Vatican says no blessing gay unions, no negative judgment on gay people
A same-sex couple is pictured in a file photo exchanging rings during a ceremony in Salt Lake City. The Vatican’s doctrinal office says in a new note that any form of blessing of same-sex unions is “illicit,” but that the negative judgment is on the blessing of unions, not the people, who must be respected. CNS photo/Jim Urquhar, Reuters
VATICAN CITY (CNS) — While homosexual men and women must be respected, any form of blessing a same-sex union is “illicit,” said the Vatican Congregation for the Doctrine of the Faith. The negative judgment is on the blessing of unions, not the people who may still receive a blessing as individuals, it said in a statement published March 15. The statement was a response to a question or “dubium” that came from priests and lay faithful “who require clarification and guidance concerning a controversial issue,” said an official commentary accompanying the statement. The response to the question, “Does the church have the power to give the blessing to unions of persons of the same sex?” was “Negative.” “It is not licit to impart a blessing on relationships, or partnerships, even stable, that involve sexual activity outside of marriage — i.e., outside the indissoluble union of a man and a woman open in itself to the transmission of life — as is the case of the unions between persons of the same sex,” the doctrinal office said in an explanatory note accompanying the statement. Pope Francis approved both the statement and the note for publication. “The Christian community and its pastors are called to welcome with respect and sensitivity persons with homosexual inclinations and will know how to find the most appropriate ways, consistent with church teaching, to proclaim to them the Gospel in its fullness,” the explanatory note said.

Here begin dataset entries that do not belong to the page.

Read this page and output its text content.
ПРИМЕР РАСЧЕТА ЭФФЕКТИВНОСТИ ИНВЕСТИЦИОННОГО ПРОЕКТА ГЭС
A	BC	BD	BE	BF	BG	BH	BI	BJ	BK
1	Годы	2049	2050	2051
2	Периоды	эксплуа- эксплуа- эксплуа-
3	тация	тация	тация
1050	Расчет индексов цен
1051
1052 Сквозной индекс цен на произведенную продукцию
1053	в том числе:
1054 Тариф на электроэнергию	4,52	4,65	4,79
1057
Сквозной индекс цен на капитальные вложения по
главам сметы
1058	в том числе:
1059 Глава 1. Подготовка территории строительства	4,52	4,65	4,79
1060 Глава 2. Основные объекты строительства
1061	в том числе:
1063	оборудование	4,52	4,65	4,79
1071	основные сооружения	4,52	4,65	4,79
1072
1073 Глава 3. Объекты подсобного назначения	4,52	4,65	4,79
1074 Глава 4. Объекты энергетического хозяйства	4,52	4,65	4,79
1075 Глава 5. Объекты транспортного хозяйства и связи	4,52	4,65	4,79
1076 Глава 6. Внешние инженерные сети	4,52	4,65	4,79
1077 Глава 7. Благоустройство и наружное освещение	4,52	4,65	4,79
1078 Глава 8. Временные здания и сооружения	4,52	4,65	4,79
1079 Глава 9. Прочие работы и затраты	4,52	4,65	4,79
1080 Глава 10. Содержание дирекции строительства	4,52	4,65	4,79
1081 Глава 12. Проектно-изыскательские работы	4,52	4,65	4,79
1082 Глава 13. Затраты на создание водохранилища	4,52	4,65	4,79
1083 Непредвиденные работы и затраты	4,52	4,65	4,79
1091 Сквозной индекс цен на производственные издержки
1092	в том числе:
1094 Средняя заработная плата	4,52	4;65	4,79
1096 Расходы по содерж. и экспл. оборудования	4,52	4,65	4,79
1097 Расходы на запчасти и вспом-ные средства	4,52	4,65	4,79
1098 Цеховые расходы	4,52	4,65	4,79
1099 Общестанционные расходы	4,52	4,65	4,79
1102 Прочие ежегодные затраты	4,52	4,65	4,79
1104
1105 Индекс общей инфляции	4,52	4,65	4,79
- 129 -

The clarification “does not preclude the blessings given to individual persons with homosexual inclinations, who manifest the will to live in fidelity to the revealed plans of God as proposed by church teaching.”
“Rather, it declares illicit any form of blessing that tends to acknowledge their unions as such. In this case, in fact, the blessing would manifest not the intention to entrust such individual persons to the protection and help of God, in the sense mentioned above, but to approve and encourage a choice and a way of life that cannot be recognized as objectively ordered to the revealed plans of God,” said the doctrinal office.
The statement came days before the launch March 19 of a yearlong reflection on “Amoris Laetitia” that will focus on the family and conjugal love.
The date marks the fifth anniversary of Pope Francis’ apostolic exhortation “Amoris Laetitia” (“The Joy of Love”), which affirmed church teaching on family life and marriage, but also underlined the importance of the church meeting people where they are in order to help guide them on a path of discernment and making moral decisions.
The doctrinal congregation said in its note that some church communities had promoted “plans and proposals for blessings of unions of persons of the same sex.”
“Such projects are not infrequently motivated by a sincere desire to welcome and accompany homosexual persons, to whom are proposed paths of growth in faith,” it said.
In fact, the question of blessing same-sex unions arose from this “sincere desire to welcome and accompany homosexual persons” as indicated by Pope Francis at the conclusion of the two synodal assemblies on the family, it said.
That invitation, it added, was for communities “to evaluate, with appropriate discernment, projects and pastoral proposals directed to this end,” and in some cases, those proposals included blessings given to the unions of persons of the same sex.